New findings of the remains of dozens of ancient mammoths are helping archaeologists better understand aspects related to the migration, diet, gender, morphological characteristics and pathologies of the Pleistocene period.

Remnants of at least 60 mammoths and 15 human burials have been discovered in Mexico City during construction of the Felipe Ángeles International Airport on the site of the Santa Lucía military airbase in Zumpango.

The findings represent “a very important sample to carry out many studies in the world on these mammals,” said Pedro Francisco Sánchez Nava, national coordinator of archaeology of the National Institute of Anthropology and History, known as INAH

“The number of remains discovered may reshape what we know about the prehistoric human diet, Sánchez Nava said. “Mammoth seems to have been part of their daily diet.”

The findings will also allow further study on the cause of mammoth extinction on the continent thousands of years ago.

Men stand around an National Institute of Archeology and History of Mexico dig site. (Courtesy: INAH)

The remnants found are those of Colombian mammoths, “a species with a substantial presence in North America, which boomed 35,000 years ago and became extinct about 12,000 years ago,” Sánchez Nava said.

The human burials are pre-Hispanic from the Postclassic Period (950-1521 A.D.), possibly belonging to farmers, according to an institute report. The discovery included obsidian, vessels and a canid, a mammal of the dog family that likely was buried as an offering. 

The remains of the mammoths, dating to the Pleistocene era, were found in the shallows of the the former ancient Lake Xaltocan, which attracted animals with generous amounts of grass and reeds, Sánchez Nava said.

The institute began the research in April 2019. Currently, 31 archaeologists, with their teams and three restorers led by Rubén Manzanilla López, are analyzing 23 exploration areas. The institute revealed that archaeologists also discovered remains of camels, bison and horses.

A photo of mammoth bones from the dig site. (Courtesy: INAH)

World’s first mammoth trap found earlier

The institute also found two pits with a depth of 1.6 meters, discovering what was said to be the first mammoth trap in the world, with at least 14 mammoths and other dismembered animals, last November. The institute intervened in the research of the viability for a local dump site in San Antonio Xahuento, Tultepec, 10 kilometers from the Santa Lucía site.

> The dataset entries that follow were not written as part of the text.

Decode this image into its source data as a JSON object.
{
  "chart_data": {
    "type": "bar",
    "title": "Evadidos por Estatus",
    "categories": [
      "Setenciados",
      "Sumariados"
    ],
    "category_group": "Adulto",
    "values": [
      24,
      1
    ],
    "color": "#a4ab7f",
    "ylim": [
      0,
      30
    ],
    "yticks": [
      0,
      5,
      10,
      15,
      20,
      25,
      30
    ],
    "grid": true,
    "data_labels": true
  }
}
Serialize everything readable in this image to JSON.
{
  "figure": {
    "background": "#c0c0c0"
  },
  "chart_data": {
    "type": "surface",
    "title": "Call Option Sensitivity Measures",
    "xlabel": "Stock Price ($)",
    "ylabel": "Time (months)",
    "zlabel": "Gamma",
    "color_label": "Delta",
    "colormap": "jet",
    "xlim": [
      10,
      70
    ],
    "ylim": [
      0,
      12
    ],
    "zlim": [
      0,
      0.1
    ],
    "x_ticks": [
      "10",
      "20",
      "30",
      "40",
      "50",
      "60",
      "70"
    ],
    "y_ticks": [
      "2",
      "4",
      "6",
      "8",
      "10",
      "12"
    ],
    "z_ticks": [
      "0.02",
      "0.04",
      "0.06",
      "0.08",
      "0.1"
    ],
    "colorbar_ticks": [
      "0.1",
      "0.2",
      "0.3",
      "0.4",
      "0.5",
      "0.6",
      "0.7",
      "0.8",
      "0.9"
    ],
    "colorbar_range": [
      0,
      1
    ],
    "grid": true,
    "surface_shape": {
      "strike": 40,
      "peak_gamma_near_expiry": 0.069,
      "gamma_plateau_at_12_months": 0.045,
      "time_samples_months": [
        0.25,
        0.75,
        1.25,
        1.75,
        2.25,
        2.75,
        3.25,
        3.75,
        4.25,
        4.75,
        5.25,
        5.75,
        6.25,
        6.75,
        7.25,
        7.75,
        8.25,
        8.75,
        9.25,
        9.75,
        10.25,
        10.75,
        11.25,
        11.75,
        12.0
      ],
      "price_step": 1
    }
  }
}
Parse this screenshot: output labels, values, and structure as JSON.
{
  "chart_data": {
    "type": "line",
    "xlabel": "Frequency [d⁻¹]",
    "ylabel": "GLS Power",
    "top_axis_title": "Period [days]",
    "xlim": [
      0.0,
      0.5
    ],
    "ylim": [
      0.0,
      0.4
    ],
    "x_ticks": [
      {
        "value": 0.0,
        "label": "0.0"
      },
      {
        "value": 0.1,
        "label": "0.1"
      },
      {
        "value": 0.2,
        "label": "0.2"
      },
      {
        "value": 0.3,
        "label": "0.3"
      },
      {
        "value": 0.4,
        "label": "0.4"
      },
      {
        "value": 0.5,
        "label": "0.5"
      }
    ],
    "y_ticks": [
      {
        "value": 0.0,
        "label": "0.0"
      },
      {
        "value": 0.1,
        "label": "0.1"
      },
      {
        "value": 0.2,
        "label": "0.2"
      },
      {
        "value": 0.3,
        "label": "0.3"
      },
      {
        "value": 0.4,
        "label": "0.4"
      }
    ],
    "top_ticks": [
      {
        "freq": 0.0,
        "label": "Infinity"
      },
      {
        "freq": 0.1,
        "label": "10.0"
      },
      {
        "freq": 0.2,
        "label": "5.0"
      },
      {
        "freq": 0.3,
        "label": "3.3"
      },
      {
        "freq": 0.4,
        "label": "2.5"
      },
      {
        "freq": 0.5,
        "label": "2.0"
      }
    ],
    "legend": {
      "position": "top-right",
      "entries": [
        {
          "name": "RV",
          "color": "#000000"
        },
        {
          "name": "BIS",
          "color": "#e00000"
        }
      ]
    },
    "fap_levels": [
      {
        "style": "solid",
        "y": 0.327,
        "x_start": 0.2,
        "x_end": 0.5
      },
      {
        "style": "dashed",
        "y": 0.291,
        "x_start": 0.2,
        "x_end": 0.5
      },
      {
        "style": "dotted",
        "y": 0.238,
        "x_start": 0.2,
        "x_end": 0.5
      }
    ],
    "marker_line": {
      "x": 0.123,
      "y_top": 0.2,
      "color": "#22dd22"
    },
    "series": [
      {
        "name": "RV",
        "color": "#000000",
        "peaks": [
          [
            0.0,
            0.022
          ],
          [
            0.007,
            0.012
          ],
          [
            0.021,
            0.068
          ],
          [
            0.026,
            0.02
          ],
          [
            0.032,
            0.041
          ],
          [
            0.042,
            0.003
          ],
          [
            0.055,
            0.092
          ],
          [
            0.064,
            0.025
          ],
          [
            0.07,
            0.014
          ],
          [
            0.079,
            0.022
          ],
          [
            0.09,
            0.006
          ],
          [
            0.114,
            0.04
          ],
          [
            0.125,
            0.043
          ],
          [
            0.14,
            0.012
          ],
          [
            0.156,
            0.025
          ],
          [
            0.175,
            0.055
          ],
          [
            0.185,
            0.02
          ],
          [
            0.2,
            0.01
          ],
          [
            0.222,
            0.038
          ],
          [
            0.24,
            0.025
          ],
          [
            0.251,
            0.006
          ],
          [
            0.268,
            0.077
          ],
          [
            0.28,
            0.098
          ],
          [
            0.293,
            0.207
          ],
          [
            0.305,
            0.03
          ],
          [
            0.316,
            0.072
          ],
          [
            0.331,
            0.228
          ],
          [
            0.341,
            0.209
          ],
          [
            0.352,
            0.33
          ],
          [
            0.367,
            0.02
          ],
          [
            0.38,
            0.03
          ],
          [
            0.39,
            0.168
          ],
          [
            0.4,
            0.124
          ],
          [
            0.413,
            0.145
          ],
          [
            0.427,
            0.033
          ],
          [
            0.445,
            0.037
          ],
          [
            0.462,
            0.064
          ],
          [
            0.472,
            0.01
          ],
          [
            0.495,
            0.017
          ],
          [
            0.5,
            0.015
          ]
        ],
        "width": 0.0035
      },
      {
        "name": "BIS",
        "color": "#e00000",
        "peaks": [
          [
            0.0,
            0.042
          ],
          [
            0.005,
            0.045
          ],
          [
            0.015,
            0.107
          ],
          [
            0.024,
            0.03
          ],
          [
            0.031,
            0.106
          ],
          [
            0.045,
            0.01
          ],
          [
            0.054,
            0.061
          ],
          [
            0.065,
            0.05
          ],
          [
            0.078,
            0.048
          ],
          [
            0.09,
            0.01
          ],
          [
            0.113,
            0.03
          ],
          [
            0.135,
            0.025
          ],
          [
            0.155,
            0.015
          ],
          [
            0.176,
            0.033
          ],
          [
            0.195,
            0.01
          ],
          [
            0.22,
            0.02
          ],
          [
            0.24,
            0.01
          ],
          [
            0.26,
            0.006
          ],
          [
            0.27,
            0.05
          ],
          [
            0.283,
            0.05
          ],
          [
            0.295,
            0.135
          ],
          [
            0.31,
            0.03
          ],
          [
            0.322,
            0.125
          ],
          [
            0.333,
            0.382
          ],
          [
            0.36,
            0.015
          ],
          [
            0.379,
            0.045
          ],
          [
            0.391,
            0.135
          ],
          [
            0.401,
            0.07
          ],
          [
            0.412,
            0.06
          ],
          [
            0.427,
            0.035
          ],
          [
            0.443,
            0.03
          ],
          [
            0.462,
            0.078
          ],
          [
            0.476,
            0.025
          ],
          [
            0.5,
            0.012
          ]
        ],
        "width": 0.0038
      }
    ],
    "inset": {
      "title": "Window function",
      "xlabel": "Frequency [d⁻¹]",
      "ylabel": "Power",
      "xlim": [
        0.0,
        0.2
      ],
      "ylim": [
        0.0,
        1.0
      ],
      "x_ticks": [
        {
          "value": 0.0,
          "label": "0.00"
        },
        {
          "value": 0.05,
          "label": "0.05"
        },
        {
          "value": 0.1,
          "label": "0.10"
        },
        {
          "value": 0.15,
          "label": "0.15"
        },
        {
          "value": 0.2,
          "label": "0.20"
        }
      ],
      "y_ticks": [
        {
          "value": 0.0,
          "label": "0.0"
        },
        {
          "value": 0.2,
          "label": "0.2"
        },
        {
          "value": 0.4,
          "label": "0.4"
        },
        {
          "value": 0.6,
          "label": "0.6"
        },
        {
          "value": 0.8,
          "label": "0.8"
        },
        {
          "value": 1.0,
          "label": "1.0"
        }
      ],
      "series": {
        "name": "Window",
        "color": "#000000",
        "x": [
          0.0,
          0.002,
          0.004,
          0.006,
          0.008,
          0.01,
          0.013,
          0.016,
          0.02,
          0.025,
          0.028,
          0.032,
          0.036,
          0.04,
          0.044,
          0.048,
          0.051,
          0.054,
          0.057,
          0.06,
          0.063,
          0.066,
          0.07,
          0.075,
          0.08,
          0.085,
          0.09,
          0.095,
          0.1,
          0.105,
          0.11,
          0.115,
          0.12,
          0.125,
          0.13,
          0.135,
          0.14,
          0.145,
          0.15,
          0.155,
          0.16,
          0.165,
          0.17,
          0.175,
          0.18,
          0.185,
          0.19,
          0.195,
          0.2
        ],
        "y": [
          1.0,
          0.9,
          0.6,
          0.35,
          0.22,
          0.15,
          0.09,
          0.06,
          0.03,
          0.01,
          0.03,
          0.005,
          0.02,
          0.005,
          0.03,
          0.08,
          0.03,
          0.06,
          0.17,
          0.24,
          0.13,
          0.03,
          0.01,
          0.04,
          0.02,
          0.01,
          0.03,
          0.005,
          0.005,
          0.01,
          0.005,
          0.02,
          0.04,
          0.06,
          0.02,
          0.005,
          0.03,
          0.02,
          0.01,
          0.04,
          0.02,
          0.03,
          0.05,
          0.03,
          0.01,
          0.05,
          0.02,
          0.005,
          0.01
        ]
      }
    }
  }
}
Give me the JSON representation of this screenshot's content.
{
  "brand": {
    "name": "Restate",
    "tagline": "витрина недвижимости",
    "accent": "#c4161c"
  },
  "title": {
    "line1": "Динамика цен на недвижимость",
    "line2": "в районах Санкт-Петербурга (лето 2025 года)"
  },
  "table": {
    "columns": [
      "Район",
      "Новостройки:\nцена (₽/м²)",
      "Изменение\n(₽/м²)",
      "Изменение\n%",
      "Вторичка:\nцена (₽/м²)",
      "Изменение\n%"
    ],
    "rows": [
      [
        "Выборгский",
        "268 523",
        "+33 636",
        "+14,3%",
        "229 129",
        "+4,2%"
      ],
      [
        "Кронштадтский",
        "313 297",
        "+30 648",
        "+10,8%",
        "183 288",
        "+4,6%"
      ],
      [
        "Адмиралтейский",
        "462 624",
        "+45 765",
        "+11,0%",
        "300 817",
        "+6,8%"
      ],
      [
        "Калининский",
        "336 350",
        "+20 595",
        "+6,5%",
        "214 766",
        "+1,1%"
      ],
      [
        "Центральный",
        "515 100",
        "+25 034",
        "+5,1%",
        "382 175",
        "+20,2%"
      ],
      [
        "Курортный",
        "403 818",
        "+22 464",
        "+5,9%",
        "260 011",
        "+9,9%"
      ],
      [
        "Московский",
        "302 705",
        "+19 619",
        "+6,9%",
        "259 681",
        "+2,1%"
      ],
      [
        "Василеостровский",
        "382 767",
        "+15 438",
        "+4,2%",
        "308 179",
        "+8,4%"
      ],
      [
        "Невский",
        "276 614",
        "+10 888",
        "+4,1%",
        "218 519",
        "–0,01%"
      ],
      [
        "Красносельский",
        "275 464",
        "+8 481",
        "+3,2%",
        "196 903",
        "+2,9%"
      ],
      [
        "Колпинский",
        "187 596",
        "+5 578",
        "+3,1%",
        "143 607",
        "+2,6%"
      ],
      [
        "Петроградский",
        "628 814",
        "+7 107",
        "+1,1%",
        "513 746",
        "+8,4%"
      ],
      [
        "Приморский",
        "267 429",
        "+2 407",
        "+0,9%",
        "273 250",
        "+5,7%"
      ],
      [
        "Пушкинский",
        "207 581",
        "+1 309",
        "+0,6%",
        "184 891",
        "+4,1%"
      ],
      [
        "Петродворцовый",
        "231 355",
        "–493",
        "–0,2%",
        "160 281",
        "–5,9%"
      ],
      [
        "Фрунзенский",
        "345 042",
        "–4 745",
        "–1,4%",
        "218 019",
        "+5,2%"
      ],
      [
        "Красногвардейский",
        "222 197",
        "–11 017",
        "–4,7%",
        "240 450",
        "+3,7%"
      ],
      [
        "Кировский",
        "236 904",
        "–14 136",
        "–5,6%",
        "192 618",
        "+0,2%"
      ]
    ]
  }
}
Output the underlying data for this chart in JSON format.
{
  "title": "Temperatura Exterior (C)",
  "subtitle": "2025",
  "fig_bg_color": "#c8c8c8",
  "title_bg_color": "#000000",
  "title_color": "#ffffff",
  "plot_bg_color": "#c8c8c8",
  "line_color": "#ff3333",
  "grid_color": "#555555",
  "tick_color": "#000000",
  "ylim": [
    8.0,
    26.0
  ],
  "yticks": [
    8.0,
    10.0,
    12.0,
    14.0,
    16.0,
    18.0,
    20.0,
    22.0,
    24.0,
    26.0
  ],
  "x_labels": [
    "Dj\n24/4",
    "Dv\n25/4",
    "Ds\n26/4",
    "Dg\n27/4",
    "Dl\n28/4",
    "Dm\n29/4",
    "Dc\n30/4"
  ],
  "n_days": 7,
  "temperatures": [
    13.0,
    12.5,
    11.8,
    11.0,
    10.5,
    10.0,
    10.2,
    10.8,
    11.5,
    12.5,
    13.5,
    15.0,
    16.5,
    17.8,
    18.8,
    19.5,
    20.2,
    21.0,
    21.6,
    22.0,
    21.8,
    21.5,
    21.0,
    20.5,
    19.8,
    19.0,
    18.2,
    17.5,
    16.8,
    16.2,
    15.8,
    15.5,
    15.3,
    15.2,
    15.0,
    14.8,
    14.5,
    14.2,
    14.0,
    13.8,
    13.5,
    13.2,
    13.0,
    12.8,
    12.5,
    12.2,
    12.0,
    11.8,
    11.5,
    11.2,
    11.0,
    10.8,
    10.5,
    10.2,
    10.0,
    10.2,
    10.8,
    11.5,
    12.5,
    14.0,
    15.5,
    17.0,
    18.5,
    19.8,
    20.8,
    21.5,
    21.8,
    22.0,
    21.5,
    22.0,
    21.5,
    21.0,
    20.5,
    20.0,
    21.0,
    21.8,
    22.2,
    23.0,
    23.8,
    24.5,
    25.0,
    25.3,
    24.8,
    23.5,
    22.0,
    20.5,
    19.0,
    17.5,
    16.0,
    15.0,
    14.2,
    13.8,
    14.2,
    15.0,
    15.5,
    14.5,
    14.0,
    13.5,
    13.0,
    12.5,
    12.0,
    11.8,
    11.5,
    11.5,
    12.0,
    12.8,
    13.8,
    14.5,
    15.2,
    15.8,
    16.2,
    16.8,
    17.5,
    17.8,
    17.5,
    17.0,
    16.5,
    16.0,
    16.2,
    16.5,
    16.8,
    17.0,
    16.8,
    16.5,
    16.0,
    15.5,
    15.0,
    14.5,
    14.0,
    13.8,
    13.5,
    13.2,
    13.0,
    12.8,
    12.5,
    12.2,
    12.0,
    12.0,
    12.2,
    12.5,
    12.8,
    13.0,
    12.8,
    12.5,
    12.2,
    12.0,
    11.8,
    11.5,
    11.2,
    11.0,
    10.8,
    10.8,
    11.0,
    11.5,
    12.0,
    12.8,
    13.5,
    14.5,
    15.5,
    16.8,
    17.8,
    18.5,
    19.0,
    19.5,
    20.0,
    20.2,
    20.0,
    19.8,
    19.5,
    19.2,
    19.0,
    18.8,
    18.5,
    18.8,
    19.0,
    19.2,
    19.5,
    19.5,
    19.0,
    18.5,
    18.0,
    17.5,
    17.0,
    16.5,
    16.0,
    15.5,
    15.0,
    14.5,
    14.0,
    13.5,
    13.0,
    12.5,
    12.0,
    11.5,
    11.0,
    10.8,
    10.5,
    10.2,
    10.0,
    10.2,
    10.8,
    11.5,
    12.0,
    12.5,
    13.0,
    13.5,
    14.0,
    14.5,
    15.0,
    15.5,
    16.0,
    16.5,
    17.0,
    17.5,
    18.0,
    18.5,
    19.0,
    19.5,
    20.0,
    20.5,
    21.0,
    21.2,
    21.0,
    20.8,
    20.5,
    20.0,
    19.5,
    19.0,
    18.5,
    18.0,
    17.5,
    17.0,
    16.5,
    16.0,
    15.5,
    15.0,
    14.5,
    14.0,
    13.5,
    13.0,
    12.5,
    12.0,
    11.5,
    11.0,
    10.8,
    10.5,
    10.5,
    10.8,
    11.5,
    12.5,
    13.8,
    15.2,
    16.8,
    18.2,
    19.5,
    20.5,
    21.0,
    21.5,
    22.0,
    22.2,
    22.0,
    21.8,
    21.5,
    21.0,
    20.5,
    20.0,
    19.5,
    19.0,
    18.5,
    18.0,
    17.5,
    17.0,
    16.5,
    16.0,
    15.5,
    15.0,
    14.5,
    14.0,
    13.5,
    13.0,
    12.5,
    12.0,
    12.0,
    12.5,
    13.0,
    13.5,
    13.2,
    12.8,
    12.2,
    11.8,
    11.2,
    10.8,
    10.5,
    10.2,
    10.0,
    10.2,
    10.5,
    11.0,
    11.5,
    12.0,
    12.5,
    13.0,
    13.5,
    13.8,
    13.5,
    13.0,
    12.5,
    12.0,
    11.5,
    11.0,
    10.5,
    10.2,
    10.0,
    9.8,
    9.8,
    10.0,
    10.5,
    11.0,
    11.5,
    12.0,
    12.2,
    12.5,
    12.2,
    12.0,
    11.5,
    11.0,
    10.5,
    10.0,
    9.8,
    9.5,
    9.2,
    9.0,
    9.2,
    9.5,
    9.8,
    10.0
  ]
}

“It is possible that [the mammoths] were guided to enter the mud,” said Sánchez Nava, explaining that it was most likely a way for humans to hunt and capture the huge mammals.

Mammoths arrived in America 40,000 years ago, crossing the Bering Strait and dispersing to Central America. Adult mammoths could reach 4 meters in height, weigh 10 tons, and live between 60 and 70 years. They were an abundant source of protein for humans.

The mammoths found in Santa Lucía do not show butchering marks or traces of being hunted. The institute favors the hypothesis that the muddy terrain and variable depth of Lake Xaltocan, between 80 centimeters and 2.5 meters, created a natural trap. However, the institute’s scientists do not rule out that humans used natural traps to catch the mammoths for meat consumption.

A photo of mammoth bones from the dig site. (Courtesy: INAH)

New museum proposed

The INAH has proposed that the government build a museum on the Santa Lucía base to house galleries that document the history of the area, including the extinction of mammoths.

“The history of Lake Xaltocan and the region of Santa Lucía is fascinating,” said Sanchez Nava. It is a historical space “where we can show those who arrive at the airport, not just mammoths, but also vestiges of the Teotihuacan occupation, of the Mexica’s period, the Jesuit history during evangelization, the future of the region and the construction of our country.” 

The exploration will not interrupt airport construction.

“So far, no findings have been recorded on the land that leads to the rethinking of the construction site,” said Salvador Pulido Méndez, director of the INAH Archaeological Salvage.

“If we had found an archaeological vestige that was immovable, such as a pyramid, or that was not susceptible to archaeological exploration and rescue, we would have let the designers know to make the relevant changes,” said Sánchez Nava.

Construction is on schedule, according to the Sedena, and the is airport is expected to be completed in 2022.